Small knowledge, big challenge! This article is participating in the creation activity of “Essential Tips for Programmers”.
First, feature scaling
If a feature has a much larger range of values than other features, numerical calculations (such as calculating Euclidean distances) are dominated by that feature. But it doesn’t have to be the most important feature, and it’s often necessary to treat each feature as equally important. Normalized/standardized data allows the features of different dimensions to be compared together and can greatly improve the accuracy of the model. In addition, when using gDA to solve optimization problems, normalization/normalization of data can speed up the solution speed of gDA.
(I) Normalization of data
Data normalization is the processing of values in the range of 0-1 or -1-1.
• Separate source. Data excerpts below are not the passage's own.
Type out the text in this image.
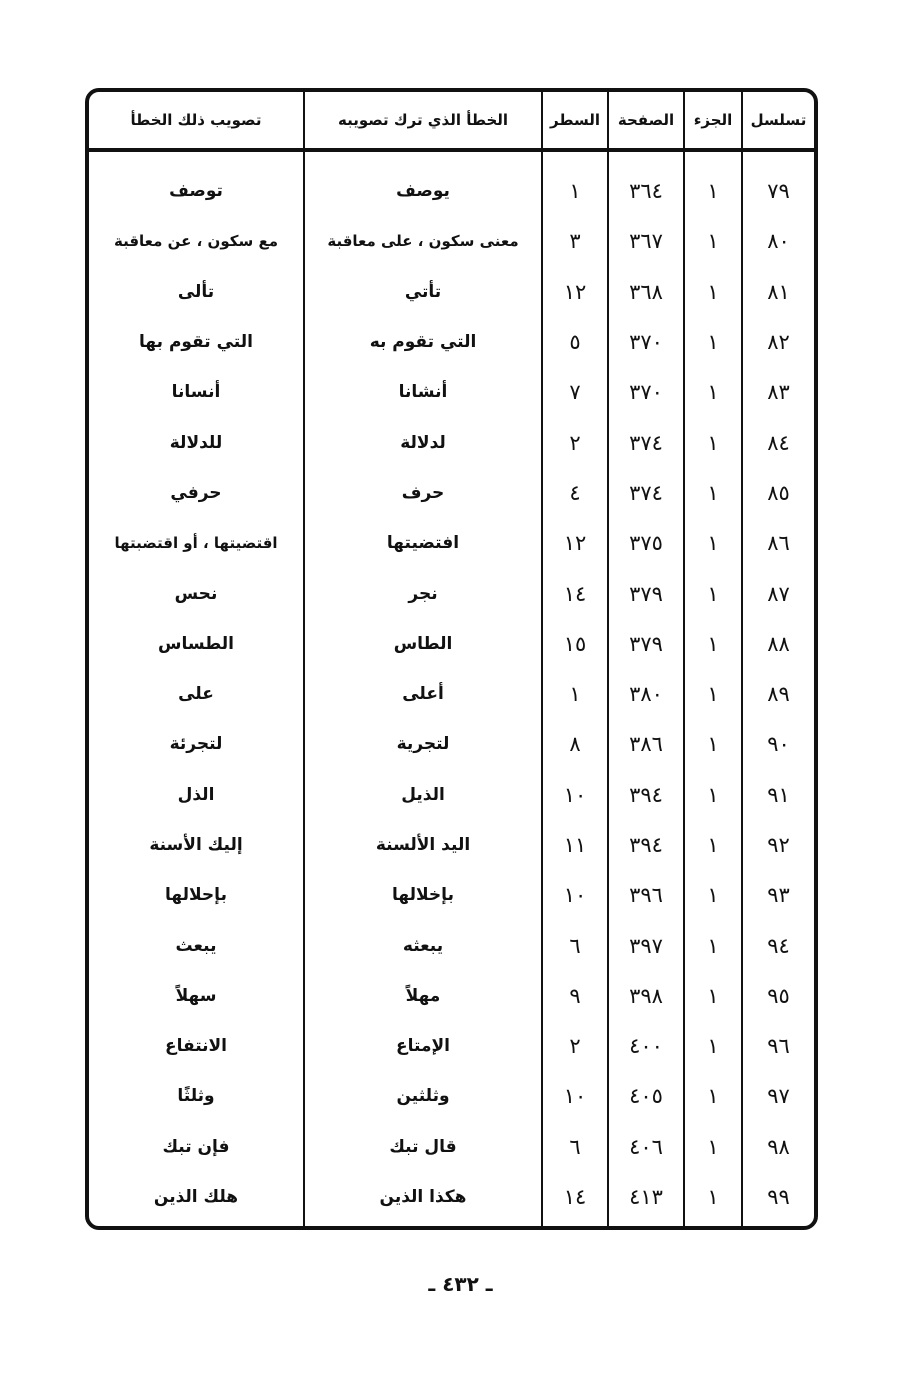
تسلسل	الجزء	الصفحة	السطر	الخطأ الذي ترك تصويبه	تصويب ذلك الخطأ

٧٩	١	٣٦٤	١	يوصف	توصف
٨٠	١	٣٦٧	٣	معنى سكون ، على معاقبة	مع سكون ، عن معاقبة
٨١	١	٣٦٨	١٢	تأتي	تألى
٨٢	١	٣٧٠	٥	التي تقوم به	التي تقوم بها
٨٣	١	٣٧٠	٧	أنشانا	أنسانا
٨٤	١	٣٧٤	٢	لدلالة	للدلالة
٨٥	١	٣٧٤	٤	حرف	حرفي
٨٦	١	٣٧٥	١٢	افتضيتها	اقتضيتها ، أو اقتضبتها
٨٧	١	٣٧٩	١٤	نجر	نحس
٨٨	١	٣٧٩	١٥	الطاس	الطساس
٨٩	١	٣٨٠	١	أعلى	على
٩٠	١	٣٨٦	٨	لتجرية	لتجرئة
٩١	١	٣٩٤	١٠	الذيل	الذل
٩٢	١	٣٩٤	١١	اليد الألسنة	إليك الأسنة
٩٣	١	٣٩٦	١٠	بإخلالها	بإحلالها
٩٤	١	٣٩٧	٦	يبعثه	يبعث
٩٥	١	٣٩٨	٩	مهلاً	سهلاً
٩٦	١	٤٠٠	٢	الإمتاع	الانتفاع
٩٧	١	٤٠٥	١٠	وثلثين	وثلثًا
٩٨	١	٤٠٦	٦	قال تبك	فإن تبك
٩٩	١	٤١٣	١٤	هكذا الذين	هلك الذين

ـ ٤٣٢ ـ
Any data converted between 0 and 1:
newValue = (oldValue-min)/(max-min)
Copy the code
Any data is between -1 and -1
NewValue = ((oldValue - min)/(Max - min) 0.5) * 2Copy the code
(2) Mean standardization
Mean normalization is scaling the value range to the range [-1, 1] and the mean of the data to 0.
Let x be the characteristic data, u the mean value of data, and S the variance of data
newValue = (oldValue-u)/s
Copy the code
(3)Considerations for feature scaling
First, the data should be divided into training set and verification set, and the required values (such as mean value and standard value) should be calculated on the training set, and the data of the training set should be standardized/normalized (it should not be standardized/normalized on the whole data set, because it will bring the information of the verification set into the training set). The same normalization/normalization is then performed on the validation set data using previously calculated data such as mean and standard values.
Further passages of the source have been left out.